Interrogation, uncertainty for soldiers abandoning Mariupol

(AP) — Russia said Wednesday that nearly 1,000 Ukrainian troops at a giant steelworks in Mariupol have surrendered, abandoning their dogged defense of a site that became a symbol of their country’s resistance, as the battle in the strategic port city appeared all but over.

Ukraine ordered the fighters to save their lives — and said their mission to tie up Russian forces is now complete — but has not called the column of soldiers walking out of the plant a surrender. The fighters face an uncertain fate, with Ukraine saying they hope for a prisoner swap but Russia vowing to try at least some of them for war crimes.

It’s not clear how many fighters remain inside the stronghold, Ukraine’s last in a city now largely reduced to rubble. Both sides are trying to shape the narrative and extract propaganda victories from what has been one of the most important battles of the war.

Russian Defense Ministry spokesman Maj. Gen. Igor Konashenkov said Wednesday that 959 Ukrainian troops have now abandoned the Avozstal plant since they started coming out Monday. At one point, officials put the number of fighters holed up in the mill’s sprawling network of tunnels and bunkers at 2,000.The figures, if confirmed, suggest that Moscow might be within touching distance of being able to claim that all of Mariupol has fallen.
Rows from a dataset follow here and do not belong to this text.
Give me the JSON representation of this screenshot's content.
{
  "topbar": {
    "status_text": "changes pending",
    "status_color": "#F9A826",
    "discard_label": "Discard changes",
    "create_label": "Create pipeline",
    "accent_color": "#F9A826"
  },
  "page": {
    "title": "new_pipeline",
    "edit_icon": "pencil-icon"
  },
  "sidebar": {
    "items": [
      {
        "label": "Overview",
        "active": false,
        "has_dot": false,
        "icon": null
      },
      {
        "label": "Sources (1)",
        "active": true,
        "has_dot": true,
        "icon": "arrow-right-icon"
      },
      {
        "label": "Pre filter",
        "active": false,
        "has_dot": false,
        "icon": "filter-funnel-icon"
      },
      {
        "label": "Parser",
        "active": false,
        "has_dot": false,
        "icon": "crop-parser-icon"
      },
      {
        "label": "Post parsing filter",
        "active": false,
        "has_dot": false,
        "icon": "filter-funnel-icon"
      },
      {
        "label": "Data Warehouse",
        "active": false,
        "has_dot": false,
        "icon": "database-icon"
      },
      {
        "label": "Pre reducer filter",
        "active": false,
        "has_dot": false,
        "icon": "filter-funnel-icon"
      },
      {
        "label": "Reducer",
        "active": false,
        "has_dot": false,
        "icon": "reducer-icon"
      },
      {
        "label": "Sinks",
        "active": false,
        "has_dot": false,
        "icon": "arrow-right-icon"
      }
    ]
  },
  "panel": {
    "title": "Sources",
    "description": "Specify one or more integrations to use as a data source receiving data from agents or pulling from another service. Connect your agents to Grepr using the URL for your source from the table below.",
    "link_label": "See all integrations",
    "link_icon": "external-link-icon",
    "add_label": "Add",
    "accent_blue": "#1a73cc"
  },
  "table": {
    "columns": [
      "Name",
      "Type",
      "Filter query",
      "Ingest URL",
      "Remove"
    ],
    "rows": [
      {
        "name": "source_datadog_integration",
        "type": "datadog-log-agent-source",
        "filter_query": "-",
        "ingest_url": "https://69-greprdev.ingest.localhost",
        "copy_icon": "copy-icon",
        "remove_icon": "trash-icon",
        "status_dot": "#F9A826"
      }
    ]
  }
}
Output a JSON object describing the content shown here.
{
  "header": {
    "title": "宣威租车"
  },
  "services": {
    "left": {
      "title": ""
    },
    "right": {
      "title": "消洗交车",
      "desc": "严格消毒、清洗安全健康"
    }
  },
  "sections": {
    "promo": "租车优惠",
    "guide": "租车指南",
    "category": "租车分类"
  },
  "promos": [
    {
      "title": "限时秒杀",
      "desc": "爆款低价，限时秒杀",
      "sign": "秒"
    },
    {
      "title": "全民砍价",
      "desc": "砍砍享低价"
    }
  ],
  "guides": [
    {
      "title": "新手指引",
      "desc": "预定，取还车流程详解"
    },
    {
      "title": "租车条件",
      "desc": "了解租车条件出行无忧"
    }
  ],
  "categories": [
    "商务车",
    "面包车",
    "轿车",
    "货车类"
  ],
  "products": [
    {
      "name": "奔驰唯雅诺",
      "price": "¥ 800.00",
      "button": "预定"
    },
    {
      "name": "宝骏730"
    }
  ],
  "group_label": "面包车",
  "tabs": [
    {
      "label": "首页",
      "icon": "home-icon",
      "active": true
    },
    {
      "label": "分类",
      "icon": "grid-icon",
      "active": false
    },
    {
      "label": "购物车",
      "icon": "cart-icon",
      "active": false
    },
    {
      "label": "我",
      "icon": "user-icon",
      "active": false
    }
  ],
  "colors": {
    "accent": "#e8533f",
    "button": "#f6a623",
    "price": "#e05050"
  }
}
That would be a boost for Russian President Vladimir Putin in a war where many of his plans have gone awry.

But already another setback loomed: Sweden and Finland both officially applied to join the NATO military alliance on Wednesday, a move driven by security concerns over the Russian invasion. Putin launched the invasion on Feb. 24 in what he said was an effort to check NATO’s expansion but has seen that strategy backfire.

NATO Secretary-General Jens Stoltenberg said he welcomed the applications, which now have to be weighed by 30 member countries.

Beyond its symbolic value, gaining full control of Mariupol would also allow Russia to deploy forces elsewhere in the Donbas, the eastern industrial heartland that the Kremlin is now bent on capturing. It would also give Russia an unbroken land bridge to the Crimean Peninsula, which it seized from Ukraine in 2014, while depriving Ukraine of a vital port.For months, the soldiers have they defended the plant against the odds, but on Tuesday Ukraine’s defense minister said he had issued a new order to the fighters to “save their lives.”

“Ukraine needs them. This is the main thing,” Oleksiy Reznikov said.

What will now happen to the fighters isn’t clear. At least some have been taken to a former penal colony in territory controlled by Russian-backed separatists. Ukraine says it hopes they can be exchanged for Russian prisoners of war and that negotiations are delicate and time-consuming.

But in Moscow, there are mounting calls for Ukrainian troops to be put on trial. Russia’s main federal investigative body said it intends to interrogate the troops to “identify the nationalists” and determine whether they were involved in crimes against civilians. Also, Russia’s top prosecutor asked the country’s Supreme Court to designate Ukraine’s Azov Regiment a terrorist organization. The regiment has roots in the far right.